Theory of prospective tetrahedral perovskite ferroelectrics

TL;DR

This paper uses first-principles calculations to explore the energy landscapes and ferroelectric properties of hypothetical tetrahedral perovskites, predicting potential ferroelectric phases and their stability, and discussing synthesis prospects.

Contribution

It introduces a theoretical framework for understanding ferroelectricity in tetrahedral perovskites and predicts specific ferroelectric states in novel double perovskite structures.

Findings

CaBaTiZrO$_6$ and KCaZrNbO$_6$ are weakly ferroelectric with orthorhombic phases.

PbSnTiZrO$_6$ is strongly ferroelectric with a rhombohedral phase.

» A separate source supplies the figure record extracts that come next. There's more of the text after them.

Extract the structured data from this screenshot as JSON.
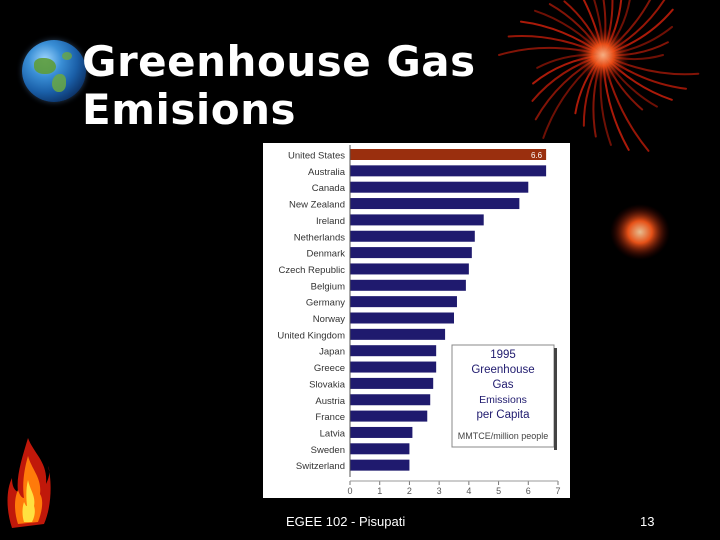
{
  "slide": {
    "title_line1": "Greenhouse Gas",
    "title_line2": "Emisions",
    "footer_course": "EGEE 102 - Pisupati",
    "page_number": "13"
  },
  "colors": {
    "background": "#000000",
    "bar": "#1f1a6e",
    "highlight_bar": "#9a2f0e",
    "chart_bg": "#ffffff"
  },
  "icons": [
    "globe-icon",
    "fireworks-decoration",
    "flame-icon"
  ],
  "chart_data": {
    "type": "bar",
    "orientation": "horizontal",
    "categories": [
      "United States",
      "Australia",
      "Canada",
      "New Zealand",
      "Ireland",
      "Netherlands",
      "Denmark",
      "Czech Republic",
      "Belgium",
      "Germany",
      "Norway",
      "United Kingdom",
      "Japan",
      "Greece",
      "Slovakia",
      "Austria",
      "France",
      "Latvia",
      "Sweden",
      "Switzerland"
    ],
    "values": [
      6.6,
      6.6,
      6.0,
      5.7,
      4.5,
      4.2,
      4.1,
      4.0,
      3.9,
      3.6,
      3.5,
      3.2,
      2.9,
      2.9,
      2.8,
      2.7,
      2.6,
      2.1,
      2.0,
      2.0
    ],
    "highlight_index": 0,
    "data_label": "6.6",
    "legend_lines": [
      "1995",
      "Greenhouse",
      "Gas",
      "Emissions",
      "per Capita"
    ],
    "unit_label": "MMTCE/million people",
    "xlim": [
      0,
      7
    ],
    "xticks": [
      "0",
      "1",
      "2",
      "3",
      "4",
      "5",
      "6",
      "7"
    ],
    "grid": false
  }
}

Landau-Devonshire models agree with first-principles calculations.

Abstract

Using first-principles methods, we predict the energy landscape and ferroelectric states of double perovskites of the form AA$'$BB$'$O$_6$ in which the atoms on both the A and B sites are arranged in rock-salt order. While we are not aware of compounds that occur naturally in this structure, we argue that they might be realizable by directed synthesis. The high-symmetry structure formed by this arrangement belongs to the tetrahedral $F\bar{4}3m$ space group. If a ferroelectric instability occurs, the energy landscape will tend to have minima with the polarization along tetrahedral directions, leading to a rhombohedral phase, or along Cartesian directions, leading to an orthorhombic phase. We find that the latter scenario applies to CaBaTiZrO$_6$ and KCaZrNbO$_6$, which are weakly ferroelectric, and the former one applies to PbSnTiZrO$_6$, which is strongly ferroelectric. The results are modeled with a fourth- or fifth-order Landau-Devonshire expansion, providing good agreement with the first-principles calculations. Computations of zone-center soft modes are also carried out in order to characterize the polar and octahedral-rotation instabilities in more detail. Prospects for synthesis of ferroelectric materials belonging to this class are discussed.